Yayınlanma: 14.10.2008 - 09:40
Abone Ol google-news

Türk gıda işleme sektörü için, 600 milyondan fazla tüketicinin oluşturduğu bir pazara gıda arzı fırsatı bulunduğu belirtilen DB raporunda, Türkiye'nin “AB üyesi olması” varsayımından hareket edilerek, “Gıda işleme tesisleri büyük ölçüde AB'nin hijyen ve kamu sağlığı standartlarını karşılamaktan uzaktır. Bundan dolayı Türkiye'nin katılımdan sonraki durumu da dahil, ürünlerinin AB pazarında yerleşmesi engellenebilir” ifadesi de kullanıldı.

Gıdada üretim artışı ve güvenlik standartlarının yükseltilmesi konusunda öneri ve değerlendirmelere yer verilen raporun, “Kapsamlı büyüme için kırsal rekabeti artırma” başlıklı bölümünde, “Gıda güvenlik standartlarında güçlü yasal ve kurumsal çerçevede yaşanan eksikliğin Türkiye'nin rekabet, büyüme ve yaşam standartları üzerinde sonuçları bulunmaktadır” denilirken, “Türkiye'de dahili gıda güvenliğinin durumu tatmin edici değil” başlıklı bölümde şu değerlendirme yapılıyor:

“Türkiye'de sağlıkta güvenli olmayan gıdayla bağlantılı ortaya çıkan tehlikeler, yüksek ekonomik maliyete yol açmaktadır. Bu maliyet ulusal ve uluslararası gıda piyasalarında gıda ürünlerinin sınırlı rekabetine bağlı gelirin azalmasından, hastalık ve ölümlerden, sağlık harcamalarının artmasından gelmektedir. Gıda güvenliğindeki bu olumsuz durumun temelde, gıda zincirindeki hijyen uygulamaları kadar evlerdeki koşullara da bağlı olduğu kesindir. Gıda güvenliğinin önemi konusunda farkındalık oluşturulması, eğitim ve gıda zincirinde bozulmaya karşı önlemler, gıda güvenliğinin artırılmasında en önemli unsurlardır.”

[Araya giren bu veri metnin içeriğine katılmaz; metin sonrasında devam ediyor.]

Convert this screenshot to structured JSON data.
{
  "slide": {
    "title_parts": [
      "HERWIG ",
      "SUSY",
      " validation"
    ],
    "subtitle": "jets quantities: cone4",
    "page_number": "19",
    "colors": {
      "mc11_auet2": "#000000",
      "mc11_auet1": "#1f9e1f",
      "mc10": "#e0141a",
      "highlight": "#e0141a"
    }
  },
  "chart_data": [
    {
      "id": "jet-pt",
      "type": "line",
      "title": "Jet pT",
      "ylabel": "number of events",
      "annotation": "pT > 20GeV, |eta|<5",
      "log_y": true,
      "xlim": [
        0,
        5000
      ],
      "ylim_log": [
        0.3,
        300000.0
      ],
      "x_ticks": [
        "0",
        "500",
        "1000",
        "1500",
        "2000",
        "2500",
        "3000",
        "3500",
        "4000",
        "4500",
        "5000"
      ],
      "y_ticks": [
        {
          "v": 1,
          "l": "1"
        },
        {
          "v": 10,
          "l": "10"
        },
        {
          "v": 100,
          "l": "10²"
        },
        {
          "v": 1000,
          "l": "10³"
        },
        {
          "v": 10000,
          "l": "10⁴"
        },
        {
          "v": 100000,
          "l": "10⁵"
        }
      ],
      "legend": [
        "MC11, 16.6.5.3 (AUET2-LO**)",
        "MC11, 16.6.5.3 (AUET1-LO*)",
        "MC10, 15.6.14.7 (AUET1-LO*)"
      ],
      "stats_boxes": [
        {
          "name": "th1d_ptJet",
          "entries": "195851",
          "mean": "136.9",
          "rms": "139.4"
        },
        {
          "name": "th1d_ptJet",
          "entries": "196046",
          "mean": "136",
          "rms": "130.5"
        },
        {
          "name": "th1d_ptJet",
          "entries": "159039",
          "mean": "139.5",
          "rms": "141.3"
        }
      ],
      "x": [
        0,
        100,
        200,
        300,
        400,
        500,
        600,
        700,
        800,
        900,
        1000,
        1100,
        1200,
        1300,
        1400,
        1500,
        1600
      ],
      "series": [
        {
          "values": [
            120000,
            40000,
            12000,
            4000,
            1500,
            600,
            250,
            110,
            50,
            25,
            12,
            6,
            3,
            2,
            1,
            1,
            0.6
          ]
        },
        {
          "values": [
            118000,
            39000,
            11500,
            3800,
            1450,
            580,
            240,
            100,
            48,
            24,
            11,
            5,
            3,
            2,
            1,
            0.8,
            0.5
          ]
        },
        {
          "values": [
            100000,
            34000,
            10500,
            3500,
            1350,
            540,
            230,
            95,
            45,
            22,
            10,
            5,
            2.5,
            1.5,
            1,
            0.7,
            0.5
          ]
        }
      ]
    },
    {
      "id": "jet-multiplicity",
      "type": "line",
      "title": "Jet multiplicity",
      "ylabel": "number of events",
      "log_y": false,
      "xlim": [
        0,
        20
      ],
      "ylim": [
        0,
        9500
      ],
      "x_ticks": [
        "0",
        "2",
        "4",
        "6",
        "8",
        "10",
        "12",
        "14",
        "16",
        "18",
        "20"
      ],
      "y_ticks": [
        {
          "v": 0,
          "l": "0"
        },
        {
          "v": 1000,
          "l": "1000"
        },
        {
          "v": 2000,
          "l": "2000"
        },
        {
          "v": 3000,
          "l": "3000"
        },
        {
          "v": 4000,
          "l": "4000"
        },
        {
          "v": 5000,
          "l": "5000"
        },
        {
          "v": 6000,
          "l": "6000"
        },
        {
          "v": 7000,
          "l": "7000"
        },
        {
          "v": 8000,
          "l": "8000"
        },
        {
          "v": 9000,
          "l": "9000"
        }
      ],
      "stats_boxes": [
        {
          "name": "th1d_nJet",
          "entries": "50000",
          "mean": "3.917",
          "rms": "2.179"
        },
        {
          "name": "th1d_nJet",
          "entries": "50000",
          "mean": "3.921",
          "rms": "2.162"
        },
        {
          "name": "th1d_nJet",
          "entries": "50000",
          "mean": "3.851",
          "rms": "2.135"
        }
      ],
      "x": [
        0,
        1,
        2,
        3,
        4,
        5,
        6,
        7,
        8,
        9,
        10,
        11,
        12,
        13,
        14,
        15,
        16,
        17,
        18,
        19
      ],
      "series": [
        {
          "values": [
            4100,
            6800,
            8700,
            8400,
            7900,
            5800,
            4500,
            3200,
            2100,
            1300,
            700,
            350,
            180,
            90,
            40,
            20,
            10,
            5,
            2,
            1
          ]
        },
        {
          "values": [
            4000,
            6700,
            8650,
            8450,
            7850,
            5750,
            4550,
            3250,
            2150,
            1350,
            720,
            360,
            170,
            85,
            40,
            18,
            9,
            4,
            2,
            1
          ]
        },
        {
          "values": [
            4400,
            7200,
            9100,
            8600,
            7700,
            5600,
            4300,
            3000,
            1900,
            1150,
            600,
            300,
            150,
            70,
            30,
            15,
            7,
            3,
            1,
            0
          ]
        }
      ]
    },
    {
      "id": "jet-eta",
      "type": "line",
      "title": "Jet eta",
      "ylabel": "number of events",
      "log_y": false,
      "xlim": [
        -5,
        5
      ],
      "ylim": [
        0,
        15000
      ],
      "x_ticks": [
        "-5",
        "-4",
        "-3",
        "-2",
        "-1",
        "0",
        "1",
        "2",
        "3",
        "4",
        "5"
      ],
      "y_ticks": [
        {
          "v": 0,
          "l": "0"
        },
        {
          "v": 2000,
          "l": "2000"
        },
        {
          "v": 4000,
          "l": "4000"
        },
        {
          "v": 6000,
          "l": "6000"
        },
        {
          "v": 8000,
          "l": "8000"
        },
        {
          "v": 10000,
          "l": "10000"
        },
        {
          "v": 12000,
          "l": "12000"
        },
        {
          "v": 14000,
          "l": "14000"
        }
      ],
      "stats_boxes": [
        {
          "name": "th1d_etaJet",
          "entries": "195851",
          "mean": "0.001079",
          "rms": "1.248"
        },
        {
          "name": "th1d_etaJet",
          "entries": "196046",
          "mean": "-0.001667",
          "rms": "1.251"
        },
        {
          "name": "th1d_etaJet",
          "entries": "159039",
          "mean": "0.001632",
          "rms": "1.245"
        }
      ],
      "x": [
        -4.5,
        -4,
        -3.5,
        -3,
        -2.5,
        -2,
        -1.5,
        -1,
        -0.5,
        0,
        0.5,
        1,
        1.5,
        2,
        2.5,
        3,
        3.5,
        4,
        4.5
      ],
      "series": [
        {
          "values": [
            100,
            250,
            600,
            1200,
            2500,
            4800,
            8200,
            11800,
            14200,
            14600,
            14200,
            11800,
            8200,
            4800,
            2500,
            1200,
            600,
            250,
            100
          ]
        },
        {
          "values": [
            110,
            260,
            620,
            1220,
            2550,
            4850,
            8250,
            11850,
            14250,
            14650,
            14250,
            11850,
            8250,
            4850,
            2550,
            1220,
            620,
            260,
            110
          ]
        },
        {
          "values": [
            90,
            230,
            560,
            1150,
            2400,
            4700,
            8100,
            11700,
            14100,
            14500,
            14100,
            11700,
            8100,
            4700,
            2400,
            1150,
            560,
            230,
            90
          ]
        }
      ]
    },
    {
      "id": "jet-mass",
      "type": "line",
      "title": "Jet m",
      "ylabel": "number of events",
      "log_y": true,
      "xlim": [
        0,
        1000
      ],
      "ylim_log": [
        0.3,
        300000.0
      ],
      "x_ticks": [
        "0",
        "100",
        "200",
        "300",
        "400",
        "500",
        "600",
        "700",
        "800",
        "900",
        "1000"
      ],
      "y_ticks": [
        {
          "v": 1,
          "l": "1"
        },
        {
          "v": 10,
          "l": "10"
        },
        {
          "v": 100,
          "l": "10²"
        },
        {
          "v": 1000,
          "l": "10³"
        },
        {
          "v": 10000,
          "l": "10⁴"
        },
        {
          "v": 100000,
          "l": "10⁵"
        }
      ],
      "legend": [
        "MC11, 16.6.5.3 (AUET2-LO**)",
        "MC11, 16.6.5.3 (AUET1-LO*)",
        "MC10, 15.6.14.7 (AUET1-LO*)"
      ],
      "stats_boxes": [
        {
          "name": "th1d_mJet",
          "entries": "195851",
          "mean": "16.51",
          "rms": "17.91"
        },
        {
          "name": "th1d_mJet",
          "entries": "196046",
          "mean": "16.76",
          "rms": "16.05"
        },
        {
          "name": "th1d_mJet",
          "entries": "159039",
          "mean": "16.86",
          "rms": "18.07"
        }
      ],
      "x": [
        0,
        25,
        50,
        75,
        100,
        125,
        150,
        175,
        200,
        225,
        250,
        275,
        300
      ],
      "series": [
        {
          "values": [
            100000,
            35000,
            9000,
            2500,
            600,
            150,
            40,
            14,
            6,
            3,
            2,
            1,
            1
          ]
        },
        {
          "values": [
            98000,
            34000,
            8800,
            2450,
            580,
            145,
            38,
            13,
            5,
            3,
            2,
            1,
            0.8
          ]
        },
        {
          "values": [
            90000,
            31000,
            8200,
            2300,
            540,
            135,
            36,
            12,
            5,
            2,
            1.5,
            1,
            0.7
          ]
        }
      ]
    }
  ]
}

Gıda güvenliğinin artırılması için ilk ve en önemli koşulun gıda arz zincirine yatırım yapılması olduğu belirtilen ve potansiyel yatırım destek programları ile bu alanda standartların güçlendirilmesinde ana görevin devlette olduğu kaydedilen raporda, AB ile gıda güvenliği alanındaki düzenlemeler arasında bulunan boşluğun kapatılması için uzun vadede, rekabetin güçlenmesi, büyümenin desteklenmesi ve kırsal istihdam için kritik nokta olduğu da kaydediliyor.

Tarımla ilgili bölümünde; Türkiye'nin büyük ve çeşitli ürünlere dayalı gıda ve tarım sektörüyle rakipleri karşısında avantajlı olmasına karşın, uluslararası ticarette sıkılaşan koşullara uymamanın pazar payı ve istihdamda düşüş getirebileceği ifade edilirken, durum, “Türkiye taze ve işlenmiş meyve-sebzede mutlak karşılaştırmalı üstünlüğe sahiptir. Bu ürünler yüksek ihracat özelliği sergilemektedir” denilerek ifade ediliyor.

Değişen tüketici tercihlerinin yönlendirdiği çağdaş bir kentli tüketici piyasasının yükselmekte olduğuna, gelir artışı, kentleşme ve genç nüfus artışının daha iyi kalite, marka, paketleme ve daha sağlıklı gıda talebi olduğu irdelenen raporda, Türkiye'nin gıda-tarım ihracat piyasalarının son derece büyüdüğü, ancak çeşitlilik ve sofistike olma niteliğini koruduğu da anımsatılıyor.

Gıda işleme sanayinin bölünmüşlük ve kayıtdışılık gibi karakterize sorunları bulunduğu belirtilen rapor özetle şöyle tamamlanıyor:

“Ülkedeki tarım gıda tesislerinin kesin sayısı bilinmemektedir, çünkü istatistikler bir kaynaktan diğerine büyük ölçüde değişmektedir. İstatistik kurumu sadece 27 bin 543ü vergiye tabi 40 bin işletme kaydetmiş, bunun yanında TOBB, 50 kişiden fazla kişi çalıştıran 16 bin 780 tesis olduğunu açıklamıştır. Türk gıda tarım tesislerinin yüzde 90ı küçük ve orta büyüklükteki işletmelerdir. AB'nin ilk 25 ülkesindeki gıda işletmelerinin sadece yüzde 37’sinin 50den az çalışanı bulunmaktadır.”